If you do experiment with this, let me know what you find out.


Good stuff! Along with Saupe and Pietgen, his landscapes (fractals rendered in 3D) gave me a necessary fix as needed. Nice to see him back in to it.


I think you have me confused with someone else? I haven't done anything with 3D landscapes.


I find it odd that using both branches is "new", or more precisely, that people weren't doing it before. I would have guessed this would be missing a lot of information.

And I agree with one of the commenters in the post: you could get a decent speed up (at the loss of "truthness" of the image) by choosing randomly the branch as you iterate (or for every point getting only a fixed depth-number of iterations with randomly chosen branches.)


Thanks for the comments (I'm the author). I did a bunch of searching and couldn't find anyone else who has used these techniques. I'm sure someone will let me know if this has all been done before.

I haven't had much luck yet trying to randomly select branches; the image comes out terribly noisy. But a combination of fixed-depth and random might work; I'll give it a try.

Edit: in case anyone is wondering why I used C# for this... I started off all nice and open-sourcey using OpenGL, GLUT, C++, and Linux, but discovered that my graphics card locked up, a problem that might be fixed if I upgraded to the latest version of Linux. I decided not to spend my evening upgrading, so decided to use OpenGL on Windows instead. Rather than install the whole gcc envirnment, I figured I'd use the free Visual Studio C++ Express, which worked fine. However, it was difficult to get even a primitive UI with GLUT, so I figured I'd switch to Windows Forms, which lets me create simple dialogs easily. But it turns out that Visual Studio C++ insanely doesn't support Intellisense, which makes it very hard to use Windows Forms. So I decided to try C#, which is working out okay so far - it's extremely similar to Java. For the 3D fractal display (which I hope to finish soon), I was going to use DirectX, but discovered after a lot of investigation that it's been replaced by something called XNA. And to use that, I need the free Visual Studio 2010 Express for Windows Phone (which despite the name also works on the desktop). So far that seems to be working okay, but I may end up rendering the 3D fractals in POV-Ray or something.

Now that I write that down, it seems like I've tried a crazy number of different software stacks. Does anyone else end up doing this?


I use plain C and a small set of plotting functions I created to generate PPM images. If I were to create 3D stuff I'll probably settle for generating POV files automatically or something along this lines... But my usual thinking is: get it done. If it is open sourcey, better, if you need some proprietary stuff and you get it done (and it's for you!), what's the problem?

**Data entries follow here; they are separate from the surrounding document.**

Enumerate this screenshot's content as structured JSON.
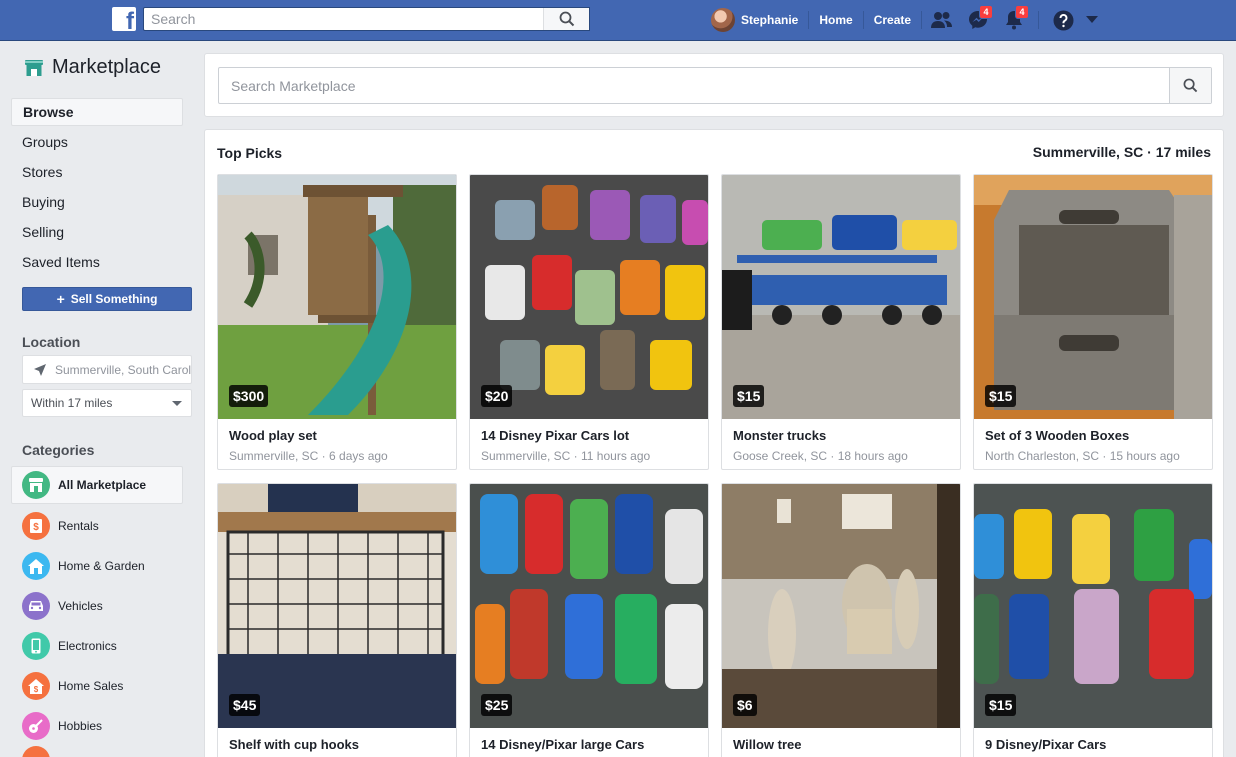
{
  "topbar": {
    "search_placeholder": "Search",
    "user_name": "Stephanie",
    "home_label": "Home",
    "create_label": "Create",
    "messages_badge": "4",
    "notifications_badge": "4"
  },
  "sidebar": {
    "title": "Marketplace",
    "nav": [
      "Browse",
      "Groups",
      "Stores",
      "Buying",
      "Selling",
      "Saved Items"
    ],
    "sell_button": "Sell Something",
    "location_label": "Location",
    "location_value": "Summerville, South Carolina",
    "radius_value": "Within 17 miles",
    "categories_label": "Categories",
    "categories": [
      {
        "label": "All Marketplace",
        "color": "#42b883",
        "icon": "store-icon"
      },
      {
        "label": "Rentals",
        "color": "#f5713f",
        "icon": "rentals-icon"
      },
      {
        "label": "Home & Garden",
        "color": "#3cb8f0",
        "icon": "house-icon"
      },
      {
        "label": "Vehicles",
        "color": "#8c72cb",
        "icon": "car-icon"
      },
      {
        "label": "Electronics",
        "color": "#41c9a9",
        "icon": "phone-icon"
      },
      {
        "label": "Home Sales",
        "color": "#f5713f",
        "icon": "home-sales-icon"
      },
      {
        "label": "Hobbies",
        "color": "#e86cc8",
        "icon": "guitar-icon"
      }
    ]
  },
  "main": {
    "search_placeholder": "Search Marketplace",
    "section_title": "Top Picks",
    "location_summary": "Summerville, SC · 17 miles",
    "listings": [
      {
        "price": "$300",
        "title": "Wood play set",
        "meta": "Summerville, SC · 6 days ago"
      },
      {
        "price": "$20",
        "title": "14 Disney Pixar Cars lot",
        "meta": "Summerville, SC · 11 hours ago"
      },
      {
        "price": "$15",
        "title": "Monster trucks",
        "meta": "Goose Creek, SC · 18 hours ago"
      },
      {
        "price": "$15",
        "title": "Set of 3 Wooden Boxes",
        "meta": "North Charleston, SC · 15 hours ago"
      },
      {
        "price": "$45",
        "title": "Shelf with cup hooks",
        "meta": ""
      },
      {
        "price": "$25",
        "title": "14 Disney/Pixar large Cars",
        "meta": ""
      },
      {
        "price": "$6",
        "title": "Willow tree",
        "meta": ""
      },
      {
        "price": "$15",
        "title": "9 Disney/Pixar Cars",
        "meta": ""
      }
    ]
  },
  "colors": {
    "brand_blue": "#4267b2",
    "page_bg": "#e9ebee",
    "badge_red": "#fa3e3e"
  }
}
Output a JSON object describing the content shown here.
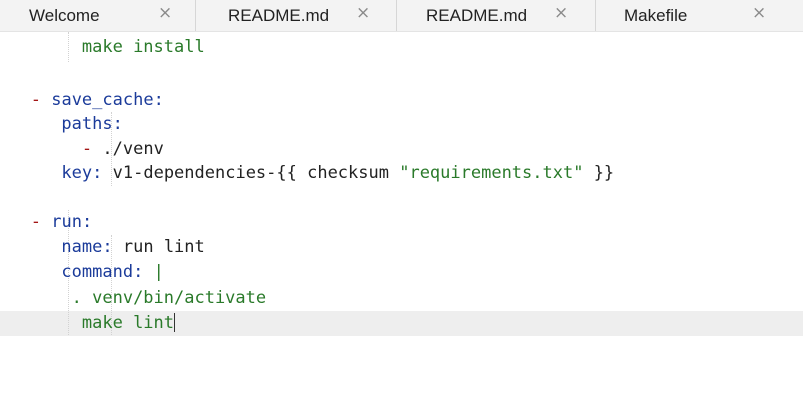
{
  "tabs": [
    {
      "label": "Welcome",
      "close": "×"
    },
    {
      "label": "README.md",
      "close": "×"
    },
    {
      "label": "README.md",
      "close": "×"
    },
    {
      "label": "Makefile",
      "close": "×"
    }
  ],
  "editor": {
    "lines": [
      {
        "indent": "        ",
        "text": "make install"
      },
      {
        "indent": "",
        "text": ""
      },
      {
        "indent": "   ",
        "dash": "-",
        "key": "save_cache",
        "colon": ":"
      },
      {
        "indent": "      ",
        "key": "paths",
        "colon": ":"
      },
      {
        "indent": "        ",
        "dash": "-",
        "value": "./venv"
      },
      {
        "indent": "      ",
        "key": "key",
        "colon": ":",
        "value_pre": "v1-dependencies-{{ checksum ",
        "value_str": "\"requirements.txt\"",
        "value_post": " }}"
      },
      {
        "indent": "",
        "text": ""
      },
      {
        "indent": "   ",
        "dash": "-",
        "key": "run",
        "colon": ":"
      },
      {
        "indent": "      ",
        "key": "name",
        "colon": ":",
        "value": "run lint"
      },
      {
        "indent": "      ",
        "key": "command",
        "colon": ":",
        "value": "|"
      },
      {
        "indent": "       ",
        "text": ". venv/bin/activate"
      },
      {
        "indent": "        ",
        "text": "make lint"
      }
    ]
  },
  "colors": {
    "key": "#1b3b9a",
    "dash": "#a31515",
    "string": "#2a7a2a",
    "text": "#222222",
    "current_line": "#eeeeee",
    "tabbar": "#f3f3f3"
  }
}
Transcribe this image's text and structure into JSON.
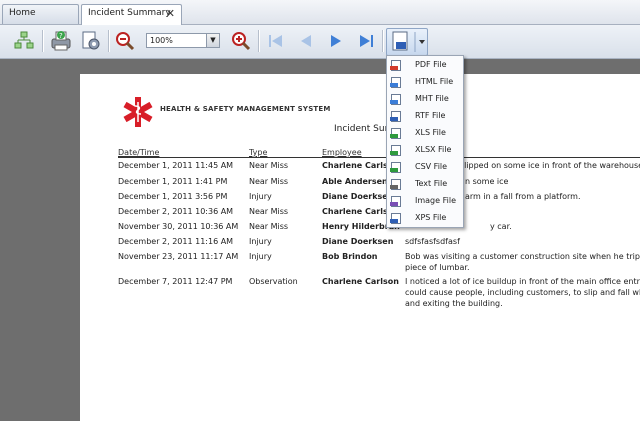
{
  "tabs": [
    {
      "label": "Home"
    },
    {
      "label": "Incident Summary"
    }
  ],
  "toolbar": {
    "zoom_value": "100%"
  },
  "report": {
    "system_title": "HEALTH & SAFETY MANAGEMENT SYSTEM",
    "title": "Incident Summ",
    "columns": [
      "Date/Time",
      "Type",
      "Employee"
    ],
    "rows": [
      {
        "date": "December 1, 2011 11:45 AM",
        "type": "Near Miss",
        "employee": "Charlene Carlson",
        "desc": "I slipped on some ice in front of the warehouse."
      },
      {
        "date": "December 1, 2011 1:41 PM",
        "type": "Near Miss",
        "employee": "Able Andersen",
        "desc": "n some ice"
      },
      {
        "date": "December 1, 2011 3:56 PM",
        "type": "Injury",
        "employee": "Diane Doerksen",
        "desc": "arm in a fall from a platform."
      },
      {
        "date": "December 2, 2011 10:36 AM",
        "type": "Near Miss",
        "employee": "Charlene Carlso",
        "desc": ""
      },
      {
        "date": "November 30, 2011 10:36 AM",
        "type": "Near Miss",
        "employee": "Henry Hilderbran",
        "desc": "y car."
      },
      {
        "date": "December 2, 2011 11:16 AM",
        "type": "Injury",
        "employee": "Diane Doerksen",
        "desc": "sdfsfasfsdfasf"
      },
      {
        "date": "November 23, 2011 11:17 AM",
        "type": "Injury",
        "employee": "Bob Brindon",
        "desc": "Bob was visiting a customer construction site when he tripped on",
        "desc2": "piece of lumbar."
      },
      {
        "date": "December 7, 2011 12:47 PM",
        "type": "Observation",
        "employee": "Charlene Carlson",
        "desc": "I noticed a lot of ice buildup in front of the main office entrance. T",
        "desc2": "could cause people, including customers, to slip and fall when ent",
        "desc3": "and exiting the building."
      }
    ]
  },
  "export_menu": [
    {
      "label": "PDF File",
      "color": "#d33b2c"
    },
    {
      "label": "HTML File",
      "color": "#3b7dd8"
    },
    {
      "label": "MHT File",
      "color": "#3b7dd8"
    },
    {
      "label": "RTF File",
      "color": "#2f5fb5"
    },
    {
      "label": "XLS File",
      "color": "#2e9a3e"
    },
    {
      "label": "XLSX File",
      "color": "#2e9a3e"
    },
    {
      "label": "CSV File",
      "color": "#2e9a3e"
    },
    {
      "label": "Text File",
      "color": "#666666"
    },
    {
      "label": "Image File",
      "color": "#7a4fb5"
    },
    {
      "label": "XPS File",
      "color": "#2f5fb5"
    }
  ]
}
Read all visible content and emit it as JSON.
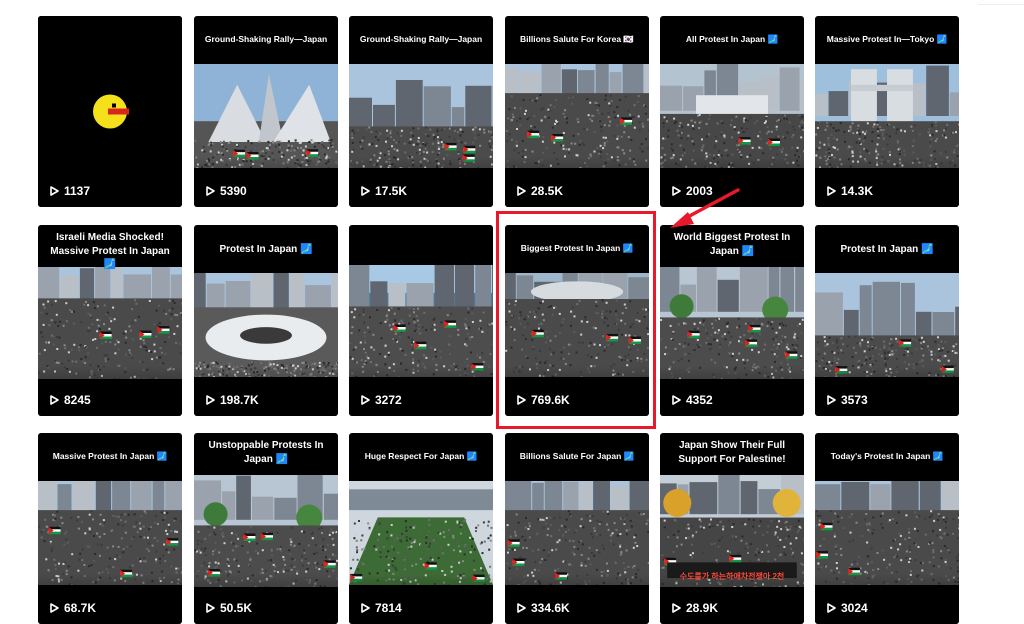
{
  "colors": {
    "annotation_red": "#e8192a",
    "card_bg": "#000000",
    "text": "#ffffff"
  },
  "icons": {
    "views": "play-icon"
  },
  "videos": [
    {
      "title": "",
      "views": "1137",
      "thumb": "pacman"
    },
    {
      "title": "Ground-Shaking Rally—Japan",
      "views": "5390",
      "thumb": "building"
    },
    {
      "title": "Ground-Shaking Rally—Japan",
      "views": "17.5K",
      "thumb": "towers"
    },
    {
      "title": "Billions Salute For Korea 🇰🇷",
      "views": "28.5K",
      "thumb": "crowd"
    },
    {
      "title": "All Protest In Japan 🗾",
      "views": "2003",
      "thumb": "plaza"
    },
    {
      "title": "Massive Protest In—Tokyo 🗾",
      "views": "14.3K",
      "thumb": "tokyo"
    },
    {
      "title": "Israeli Media Shocked! Massive Protest In Japan 🗾",
      "views": "8245",
      "thumb": "crowd"
    },
    {
      "title": "Protest In Japan 🗾",
      "views": "198.7K",
      "thumb": "ring"
    },
    {
      "title": "",
      "views": "3272",
      "thumb": "sea"
    },
    {
      "title": "Biggest Protest In Japan 🗾",
      "views": "769.6K",
      "thumb": "stadium"
    },
    {
      "title": "World Biggest Protest In Japan 🗾",
      "views": "4352",
      "thumb": "trees"
    },
    {
      "title": "Protest In Japan 🗾",
      "views": "3573",
      "thumb": "towers"
    },
    {
      "title": "Massive Protest In Japan 🗾",
      "views": "68.7K",
      "thumb": "crowd"
    },
    {
      "title": "Unstoppable Protests In Japan 🗾",
      "views": "50.5K",
      "thumb": "trees"
    },
    {
      "title": "Huge Respect For Japan 🗾",
      "views": "7814",
      "thumb": "field"
    },
    {
      "title": "Billions Salute For Japan 🗾",
      "views": "334.6K",
      "thumb": "crowd"
    },
    {
      "title": "Japan Show Their Full Support For Palestine!",
      "views": "28.9K",
      "thumb": "autumn",
      "caption": "수도를가 하는하애차전쟁아 2천"
    },
    {
      "title": "Today's Protest In Japan 🗾",
      "views": "3024",
      "thumb": "crowd"
    }
  ]
}
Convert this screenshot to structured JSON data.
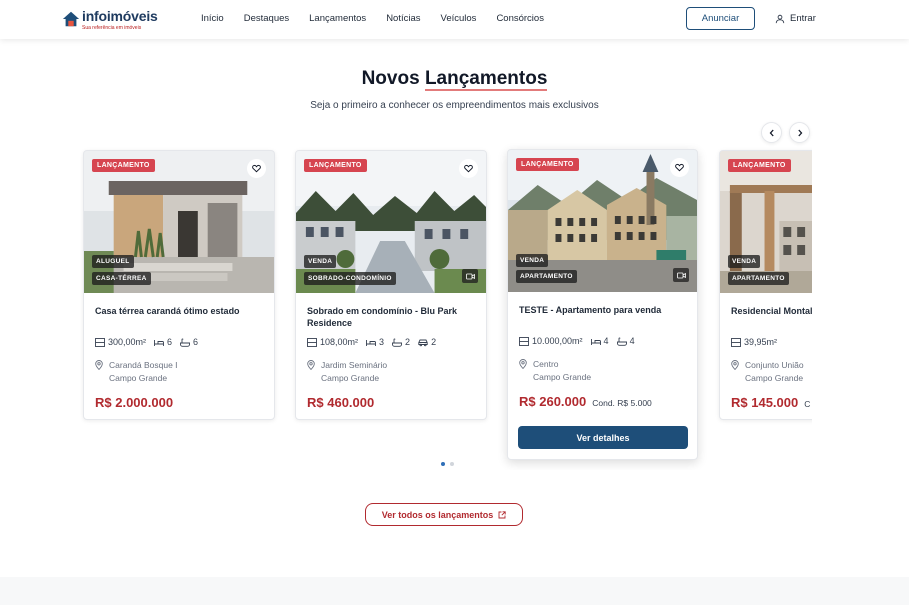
{
  "header": {
    "logo_name": "infoimóveis",
    "logo_tagline": "Sua referência em imóveis",
    "nav": [
      "Início",
      "Destaques",
      "Lançamentos",
      "Notícias",
      "Veículos",
      "Consórcios"
    ],
    "anunciar": "Anunciar",
    "entrar": "Entrar"
  },
  "section": {
    "title_part1": "Novos ",
    "title_part2": "Lançamentos",
    "subtitle": "Seja o primeiro a conhecer os empreendimentos mais exclusivos",
    "view_all": "Ver todos os lançamentos"
  },
  "cards": [
    {
      "badge": "LANÇAMENTO",
      "tag1": "ALUGUEL",
      "tag2": "CASA-TÉRREA",
      "title": "Casa térrea carandá ótimo estado",
      "area": "300,00m²",
      "beds": "6",
      "baths": "6",
      "garage": "",
      "neighborhood": "Carandá Bosque I",
      "city": "Campo Grande",
      "price": "R$ 2.000.000",
      "cond": ""
    },
    {
      "badge": "LANÇAMENTO",
      "tag1": "VENDA",
      "tag2": "SOBRADO-CONDOMÍNIO",
      "title": "Sobrado em condomínio - Blu Park Residence",
      "area": "108,00m²",
      "beds": "3",
      "baths": "2",
      "garage": "2",
      "neighborhood": "Jardim Seminário",
      "city": "Campo Grande",
      "price": "R$ 460.000",
      "cond": ""
    },
    {
      "badge": "LANÇAMENTO",
      "tag1": "VENDA",
      "tag2": "APARTAMENTO",
      "title": "TESTE - Apartamento para venda",
      "area": "10.000,00m²",
      "beds": "4",
      "baths": "4",
      "garage": "",
      "neighborhood": "Centro",
      "city": "Campo Grande",
      "price": "R$ 260.000",
      "cond": "Cond. R$ 5.000",
      "details_button": "Ver detalhes"
    },
    {
      "badge": "LANÇAMENTO",
      "tag1": "VENDA",
      "tag2": "APARTAMENTO",
      "title": "Residencial Montal em frente ao Pires",
      "area": "39,95m²",
      "beds": "",
      "baths": "",
      "garage": "",
      "neighborhood": "Conjunto União",
      "city": "Campo Grande",
      "price": "R$ 145.000",
      "cond": "C"
    }
  ],
  "carousel": {
    "pages": 2,
    "active_page": 1
  },
  "colors": {
    "brand_blue": "#1e4e79",
    "brand_red": "#b12a2f",
    "badge_red": "#d64550"
  }
}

Also, Montecarlo things have this noisiness, comes with the algorithm :/ Usually it is a tradeoff: I have an algorithm that creates sharp images of bifurcation loci, but is awfully slow. If I turn on the randomness, it can go between 4 and 10 times faster, but the images are no longer sharp and crisp. The advantage is that adding this kind of "Montecarloing" is just adding a ?: condition in some for, together with a special flag and a mod operation: easy to do and no need to add nasty inner loops!